As if getting the right to vote for women weren't enough, Fawcett also worked for other humanitarian causes. A London School of Economics blog described how Fawcett went with a group of female activists to South Africa to investigate and document the deplorable treatment of Boer inhabitants of South Africa by British troops during the Second Boer War — and they then worked to end it. Biography Online then explains that she and the National Union of Women’s Suffrage Societies only supported World War I after great consideration as to whether something could be done to avoid it. Her statue is holding a sign that says, "Courage calls to courage everywhere," which was one of her more famous quotes, according to Harper's Bazaar.

London commissioned sculptor Gillian Wearing to create Fawcett's likeness, so the statue won't only be the first statue of a woman in Parliament Square — it's also the first statue created by a woman in the Square.

“Millicent Fawcett was an incredible woman and by honouring her in Parliament Square I believe she will continue to inspire generations to come,” Wearing told the Guardian.

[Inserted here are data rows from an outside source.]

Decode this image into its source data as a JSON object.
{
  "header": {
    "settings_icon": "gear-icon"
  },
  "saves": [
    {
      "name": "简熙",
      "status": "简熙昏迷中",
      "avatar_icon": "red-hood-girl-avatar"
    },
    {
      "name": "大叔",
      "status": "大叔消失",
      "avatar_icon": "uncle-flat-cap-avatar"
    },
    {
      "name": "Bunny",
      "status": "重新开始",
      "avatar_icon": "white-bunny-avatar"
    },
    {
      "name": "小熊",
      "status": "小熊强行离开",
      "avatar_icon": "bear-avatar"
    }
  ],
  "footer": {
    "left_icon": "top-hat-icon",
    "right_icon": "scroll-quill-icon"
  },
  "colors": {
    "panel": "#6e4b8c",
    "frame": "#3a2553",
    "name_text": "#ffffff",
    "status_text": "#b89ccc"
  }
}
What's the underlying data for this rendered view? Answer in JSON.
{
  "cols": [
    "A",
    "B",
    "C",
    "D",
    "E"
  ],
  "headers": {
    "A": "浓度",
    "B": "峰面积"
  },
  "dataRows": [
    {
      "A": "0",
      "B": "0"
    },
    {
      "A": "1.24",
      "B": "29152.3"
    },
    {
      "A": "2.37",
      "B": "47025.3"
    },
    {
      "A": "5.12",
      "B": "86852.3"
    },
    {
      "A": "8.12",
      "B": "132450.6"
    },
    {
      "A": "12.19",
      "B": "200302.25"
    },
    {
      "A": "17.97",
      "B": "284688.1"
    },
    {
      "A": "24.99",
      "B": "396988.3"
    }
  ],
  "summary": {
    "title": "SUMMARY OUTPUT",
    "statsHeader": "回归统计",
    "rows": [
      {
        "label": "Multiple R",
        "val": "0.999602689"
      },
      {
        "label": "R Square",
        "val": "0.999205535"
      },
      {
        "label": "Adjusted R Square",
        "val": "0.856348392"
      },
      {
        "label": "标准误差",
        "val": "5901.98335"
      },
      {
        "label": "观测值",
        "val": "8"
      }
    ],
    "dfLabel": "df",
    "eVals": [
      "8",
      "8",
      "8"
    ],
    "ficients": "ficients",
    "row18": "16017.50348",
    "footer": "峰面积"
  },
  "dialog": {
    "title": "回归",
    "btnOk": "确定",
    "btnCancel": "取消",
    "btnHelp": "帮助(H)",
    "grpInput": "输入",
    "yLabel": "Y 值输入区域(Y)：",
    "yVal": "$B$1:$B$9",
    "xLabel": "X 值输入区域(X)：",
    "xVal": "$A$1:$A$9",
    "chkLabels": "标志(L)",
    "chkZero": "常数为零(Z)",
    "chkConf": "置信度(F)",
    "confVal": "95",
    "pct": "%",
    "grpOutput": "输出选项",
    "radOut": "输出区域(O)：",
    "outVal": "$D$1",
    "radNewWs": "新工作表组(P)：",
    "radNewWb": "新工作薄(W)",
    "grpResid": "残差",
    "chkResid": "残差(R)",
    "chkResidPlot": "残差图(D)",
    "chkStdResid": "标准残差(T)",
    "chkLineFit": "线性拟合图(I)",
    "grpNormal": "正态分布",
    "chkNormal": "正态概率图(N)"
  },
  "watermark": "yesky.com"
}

The effort to get some female representation into Parliament Square began in 2016, when London activist Caroline Criado Perez noticed during a run through the square that she had only ran past male statues. “Why on earth? I can’t live in a world where such stupidity continues," she told the Guardian at the time. And as it happens, she'd had some experience increasing the prominence of important female figures. Previously, Criado Perez, ran a successful campaign to get Jane Austen onto the 10-pound bill.

Another figure who came out strongly behind the statue was London Mayor Sadiq Khan, who spoke at the statue's unveiling. "When you think of the great people in Parliament Square and when you realise that not one of them is a woman, it sort of begs the question, are we saying there haven’t been incredible women in the past? That our country hasn’t been built on the back of great women?" Khan said.

Now, one of Britain's great women has finally received some very public recognition for her achievements on behalf of women everywhere.